Combining Our Knowledge

The absolute coolest moment for me as a game designer, came from working on “Sam the Snowball”. 3 different physics majors were helping me solve how to move the snowball around the environment. The physics majors were writing creative formulas on a whiteboard, taking into account every variable of the movement of the snowball, and while testing their formulas, they sat behind my back debating what wasn’t working and why it didn’t feel right when playing. We ended up solving the problem through designing the snowball to rotate faster than the rate a snowball would move naturally at its given speed. This helped the snowball feel realistic and so fun to play with.

Research & References

Reflecting Arcade Style Games

The main inspiration that I was looking to when designing both Air Hockey game, and Sam the Snowball, were games like Pong from the early 70’s, and arcade style games like “Crazy Taxi” and “Katamari Damacy”. I found these to be my main source of inspiration as, much like the type of games I was designing for the Toronto Rehabilitation Institute, they are short, easy to understand and play, and have lots of replayability value. These are core pillars that I believed my games to be built for, and strived to reflect them within my game design.

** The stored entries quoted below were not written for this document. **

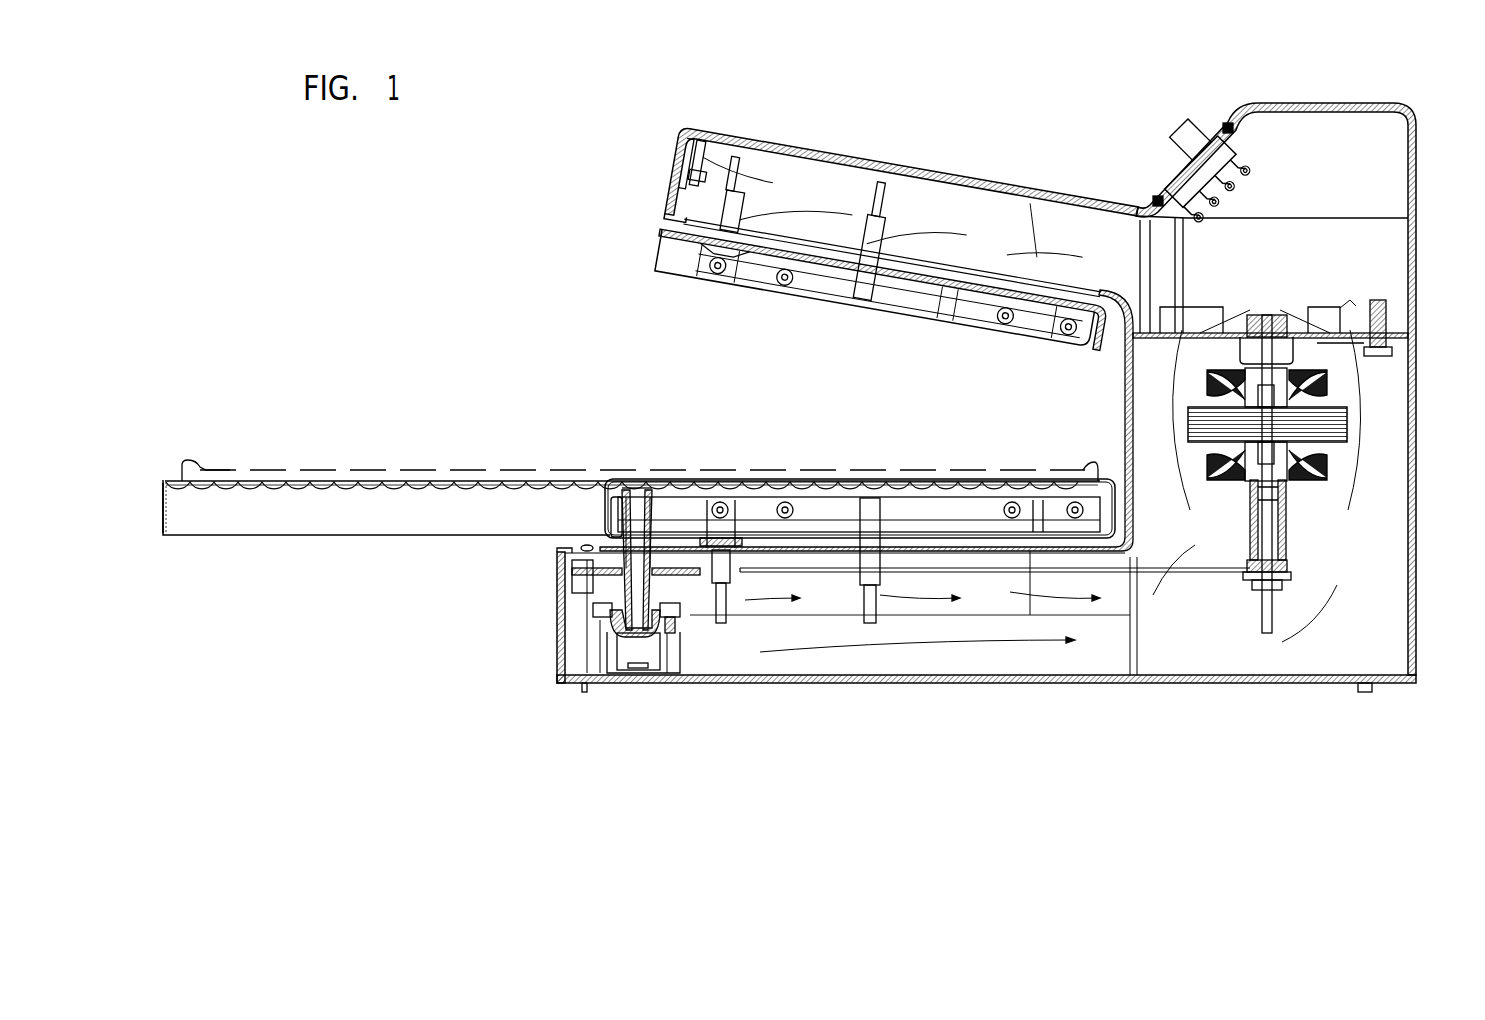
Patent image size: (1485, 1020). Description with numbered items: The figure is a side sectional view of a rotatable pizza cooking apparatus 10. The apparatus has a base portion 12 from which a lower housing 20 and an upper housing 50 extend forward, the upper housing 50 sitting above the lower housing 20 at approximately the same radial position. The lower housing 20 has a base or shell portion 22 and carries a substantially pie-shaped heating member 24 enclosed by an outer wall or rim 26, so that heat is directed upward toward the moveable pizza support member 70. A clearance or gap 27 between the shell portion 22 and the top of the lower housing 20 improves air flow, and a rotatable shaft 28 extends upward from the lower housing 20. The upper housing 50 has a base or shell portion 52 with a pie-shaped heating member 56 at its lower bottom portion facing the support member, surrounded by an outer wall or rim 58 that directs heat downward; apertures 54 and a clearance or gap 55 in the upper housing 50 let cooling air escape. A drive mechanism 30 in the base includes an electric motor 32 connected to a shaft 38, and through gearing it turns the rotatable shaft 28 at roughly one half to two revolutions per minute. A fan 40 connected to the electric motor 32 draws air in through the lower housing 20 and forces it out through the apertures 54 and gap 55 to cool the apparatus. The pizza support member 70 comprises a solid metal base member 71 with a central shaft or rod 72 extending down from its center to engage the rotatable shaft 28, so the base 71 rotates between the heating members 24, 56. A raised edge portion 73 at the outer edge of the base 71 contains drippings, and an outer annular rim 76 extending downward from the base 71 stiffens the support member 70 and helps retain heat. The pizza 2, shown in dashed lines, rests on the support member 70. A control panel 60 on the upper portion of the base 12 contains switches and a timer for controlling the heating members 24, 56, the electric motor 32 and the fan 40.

The pizza 2 is at (372, 470).
The cooking apparatus 10 is at (875, 115).
The base portion 12 is at (1415, 556).
The lower housing 20 is at (787, 684).
The base or shell portion 22 is at (912, 684).
The heating member 24 is at (922, 506).
The outer wall or rim 26 is at (610, 502).
The clearance or gap 27 is at (560, 556).
The rotatable shaft 28 is at (640, 496).
The drive mechanism 30 is at (1318, 510).
The electric motor 32 is at (1335, 412).
The shaft 38 is at (1125, 575).
The fan 40 is at (1342, 308).
The upper housing 50 is at (955, 172).
The base or shell portion 52 is at (990, 180).
The apertures 54 is at (705, 150).
The clearance or gap 55 is at (663, 207).
The heating member 56 is at (950, 312).
The outer wall or rim 58 is at (660, 240).
The control panel 60 is at (1203, 124).
The pizza support member 70 is at (383, 531).
The base member 71 is at (283, 488).
The central shaft or rod 72 is at (630, 505).
The raised edge portion 73 is at (163, 481).
The outer annular rim 76 is at (163, 520).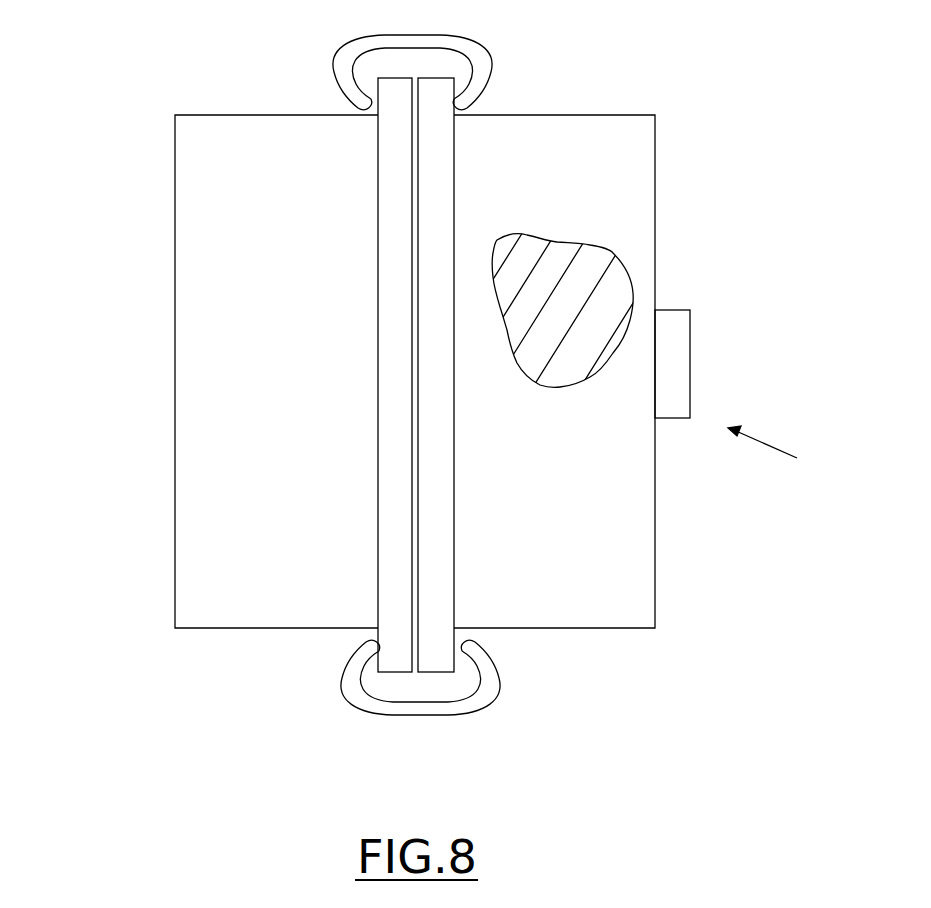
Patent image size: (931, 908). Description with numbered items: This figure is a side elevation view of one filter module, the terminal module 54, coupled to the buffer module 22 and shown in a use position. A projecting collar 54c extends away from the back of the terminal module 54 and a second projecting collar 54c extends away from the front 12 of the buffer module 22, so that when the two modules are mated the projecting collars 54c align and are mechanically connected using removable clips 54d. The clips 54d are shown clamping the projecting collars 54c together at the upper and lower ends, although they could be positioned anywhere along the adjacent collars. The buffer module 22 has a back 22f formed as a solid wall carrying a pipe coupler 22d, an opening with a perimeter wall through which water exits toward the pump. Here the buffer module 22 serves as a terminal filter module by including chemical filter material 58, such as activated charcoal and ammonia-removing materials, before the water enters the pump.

Self Critique - What Could I Have Done Better?

  • Created more documentation to outline my work to my managers and coworkers, before moving into implementation: The documentation would have proved helpful in limiting the amount of tweaking that would need to be done later to meet the needs of the occupational therapists and stroke patients.

  • Put together a digital schedule for my managers to see the deadlines that I had set for myself: This would help in communicating between playtest sessions with occupational therapists and would allow my managers to see what I was working on at all times, instead of being given complete creative freedom like I had.

  • Taking better advantage of the resources that I had available to me: At first I was a little shy and was unsure of how much I could ask other groups for help in design decisions, or to bounce ideas off of. I eventually learned how valuable the people in the lab that didn’t understand games but who had very different skill sets from me were in helping to make my game better. My biggest regret is not taking advantage of this earlier.

Project Critiques - Where Could the Game Improve?

  • The levels need more direction and guides, as they were too open ended and easy to get lost in. This could be done through adding more landmarks, clear pathways, and decreasing the size of certain sections.

  • Controller settings and difficulty - although I added a lot to make this customizable, I wish I added more, such as the ability to change the color and visibility of your HUD, custom cursor speeds and sizes, and changed how fast the snowball would move on different difficulties as it moved too slowly to accommodate new players.

  • Optimization - the game ran around 27-30fps and dipped to 24fps in certain sections of the game, I needed more time to polish. I could fix this by learning how to use the profiler, seeing what’s creating frame drops, and cleaning up some of my shaders.

  • Cleaning up the UI and UX - The UI screen had too much information and detracted from the UX. I could fix this by only conveying certain information when it is important to, and by moving different pieces to be diegetic UI.

  • Refactoring pieces of the game: After I learned how to use both Unreal and the robot better, I realized the snow trail shader, destruction meshes, and overall blueprint code structure could be remade to be more customizable.